Power to the Patient: Mount Sinai Puts Medical Records Snapshot on Smart Cards
At New York's Mount Sinai Medical Center, an innovative program gives patients a personal medical snapshot on an encrypted smart card. The goals: Improve quality of care, reduce records mistakes, and speed revenue collection. Is this part of the future for your health records?
Mount Sinai's project doesn’t try to solve every piece of that puzzle at once. This project, for which development began about 2.5 years ago, focuses on data that's critical to urgent care, Contino says. Also, Mount Sinai's personal health cards don’t hold a complete medical history, just a medical snapshot that fits in 64K of memory. Over time, older data has to be rolled off the card to accommodate newer data.
What about privacy? Because the cards have tough triple DES-level encryption, plus require a PIN code, they're "useless" if lost, Contino says.

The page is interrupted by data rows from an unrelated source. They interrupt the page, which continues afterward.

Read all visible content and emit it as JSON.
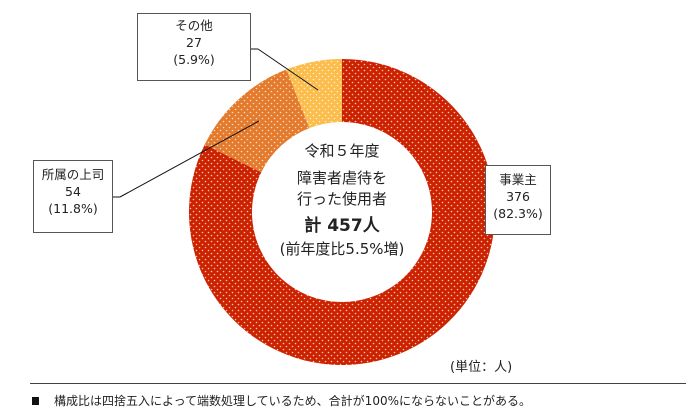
{
  "chart_data": {
    "type": "pie",
    "variant": "donut",
    "center_text": [
      "令和５年度",
      "障害者虐待を",
      "行った使用者",
      "計 457人",
      "(前年度比5.5%増)"
    ],
    "slices": [
      {
        "label": "事業主",
        "value": 376,
        "percent_text": "(82.3%)",
        "color": "#CC2200"
      },
      {
        "label": "所属の上司",
        "value": 54,
        "percent_text": "(11.8%)",
        "color": "#E47A2C"
      },
      {
        "label": "その他",
        "value": 27,
        "percent_text": "(5.9%)",
        "color": "#FBBD4C"
      }
    ],
    "unit": "(単位：人)",
    "legend": "none"
  },
  "footnote": "構成比は四捨五入によって端数処理しているため、合計が100%にならないことがある。"
}
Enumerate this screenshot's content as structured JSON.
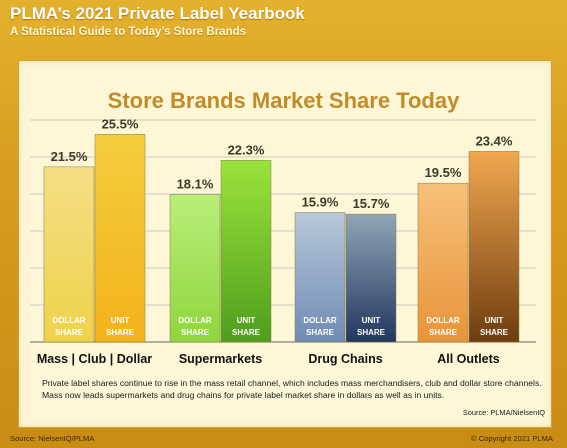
{
  "header": {
    "title": "PLMA’s 2021 Private Label Yearbook",
    "subtitle": "A Statistical Guide to Today’s Store Brands"
  },
  "chart_data": {
    "type": "bar",
    "title": "Store Brands Market Share Today",
    "categories": [
      "Mass | Club | Dollar",
      "Supermarkets",
      "Drug Chains",
      "All Outlets"
    ],
    "series": [
      {
        "name": "DOLLAR SHARE",
        "values": [
          21.5,
          18.1,
          15.9,
          19.5
        ],
        "labels": [
          "21.5%",
          "18.1%",
          "15.9%",
          "19.5%"
        ]
      },
      {
        "name": "UNIT SHARE",
        "values": [
          25.5,
          22.3,
          15.7,
          23.4
        ],
        "labels": [
          "25.5%",
          "22.3%",
          "15.7%",
          "23.4%"
        ]
      }
    ],
    "bar_label_lines": [
      "DOLLAR",
      "SHARE",
      "UNIT",
      "SHARE"
    ],
    "ylim": [
      0,
      27.5
    ],
    "grid": true,
    "colors": {
      "dollar": [
        "#f6de86",
        "#efd24a",
        "#b9ee7a",
        "#8fd63d",
        "#b7c8d8",
        "#6f8bb5",
        "#f7c07a",
        "#e8943a"
      ],
      "unit": [
        "#f4cd3e",
        "#f3b21b",
        "#9ae33c",
        "#4f9e1c",
        "#8fa6b6",
        "#22375f",
        "#f2a750",
        "#6e3d0f"
      ]
    }
  },
  "footnote": "Private label shares continue to rise in the mass retail channel, which includes mass merchandisers, club and dollar store channels. Mass now leads supermarkets and drug chains for private label market share in dollars as well as in units.",
  "panel_source": "Source: PLMA/NielsenIQ",
  "source": "Source: NielsenIQ/PLMA",
  "copyright": "© Copyright 2021 PLMA"
}
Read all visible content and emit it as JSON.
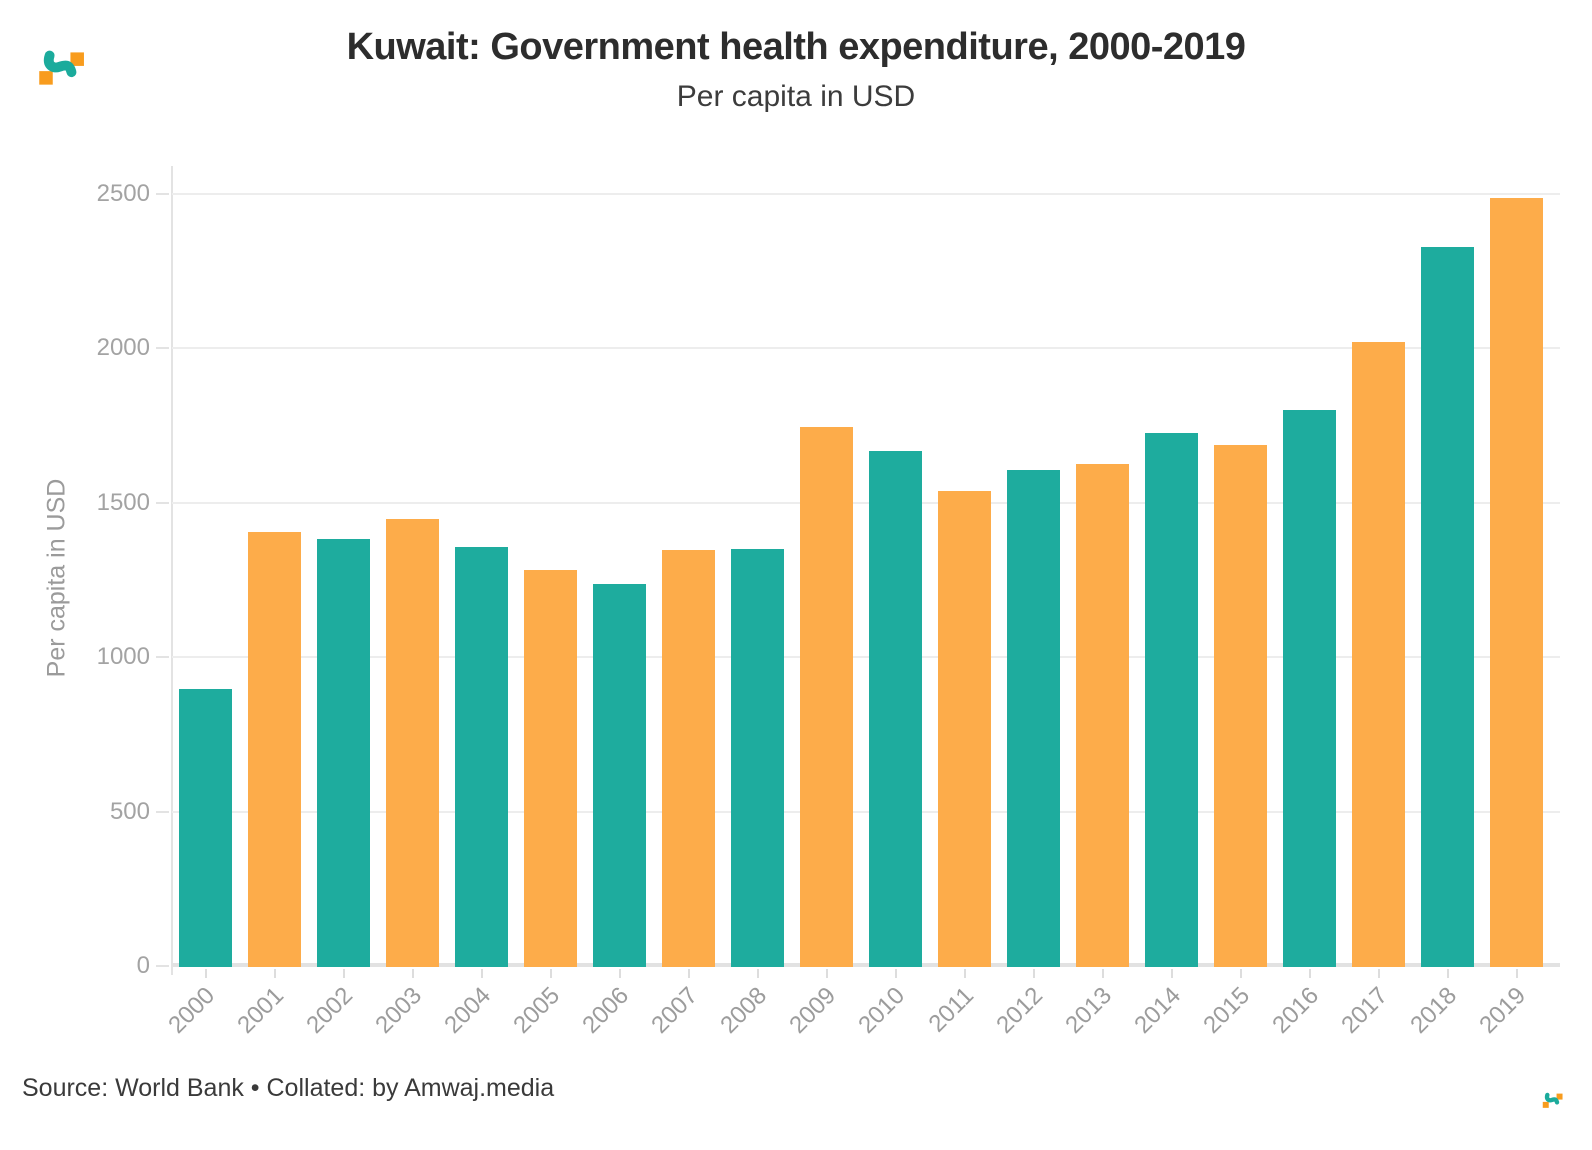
{
  "header": {
    "title": "Kuwait: Government health expenditure, 2000-2019",
    "subtitle": "Per capita in USD"
  },
  "chart_data": {
    "type": "bar",
    "title": "Kuwait: Government health expenditure, 2000-2019",
    "subtitle": "Per capita in USD",
    "xlabel": "",
    "ylabel": "Per capita in USD",
    "ylim": [
      0,
      2500
    ],
    "yticks": [
      0,
      500,
      1000,
      1500,
      2000,
      2500
    ],
    "grid": true,
    "legend": "none",
    "categories": [
      "2000",
      "2001",
      "2002",
      "2003",
      "2004",
      "2005",
      "2006",
      "2007",
      "2008",
      "2009",
      "2010",
      "2011",
      "2012",
      "2013",
      "2014",
      "2015",
      "2016",
      "2017",
      "2018",
      "2019"
    ],
    "values": [
      900,
      1410,
      1385,
      1450,
      1360,
      1285,
      1240,
      1350,
      1355,
      1750,
      1670,
      1540,
      1610,
      1630,
      1730,
      1690,
      1805,
      2025,
      2330,
      2490
    ],
    "bar_color_pattern": [
      "#1EAC9E",
      "#FDAC4A"
    ]
  },
  "footer": {
    "source": "Source: World Bank • Collated: by Amwaj.media"
  },
  "branding": {
    "logo_name": "amwaj-logo",
    "teal": "#1BAB9C",
    "orange": "#F89C1E"
  }
}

While Mount Sinai's privacy officer was initially concerned about the smart card project, that changed when everyone involved agreed that a patient entering a PIN code while using the smart card met HIPAA requirements quite well, Contino says.
Mount Sinai offers patients the cards upon registration at the hospital, and at check-in time for follow-up visits.
For the hospital, the card system has the ability to reduce fraud, improve revenue cycles through the reduction of registration errors, and boost quality of patient care. For patients, the card has the ability to speed check-in and supply some peace of mind.
Why is positive identification so key for a hospital like Mount Sinai? One example: In densely-populated New York, where some names are very common, the hospital could have dozens of patients with the same name. When a patient named Maria Gonzales comes into the ER, they'd like to match her to the right history and paperwork. In other cases, patients may try to defraud the system by presenting someone else's insurance card.
Process-wise, Mount Sinai has some 40 systems into which medical records flow; getting those records right upon registration saves work later.
Adding to the potential for errors, registration staffers face a high workload, for one of the hospital's lower-paying jobs. The positions have high turnover rates.
The hospital has tried to improve the registration process by improving training, Contino says, but this didn’t pan out. "Training was a continuous burden," he says. "Doing more wasn't benefiting us." The smart cards, he says, made sense to these staffers. "Immediately, people saw the tremendous advantage," Contino says, both for saving time and preventing mistakes during patient check-in.
Connecting Hospitals Affordably
This pilot project isn’t just about Mount Sinai: From the start, the hospital saw benefit in sharing data with its local peers, Contino says. To date, Mount Sinai has signed up 10 tri-state area hospitals in an open network, called the HealthSmart Network, to use the cards to share patient data. One benefit of that network arrangement: If you are taken to Elmhurst Hospital in Elmhurst, Queens, suffering chest pains, and you had a heart attack at Mount Sinai's ER in Manhattan a month ago, the Elmhurst staff can know immediately, from reading the history on your card, Contino says.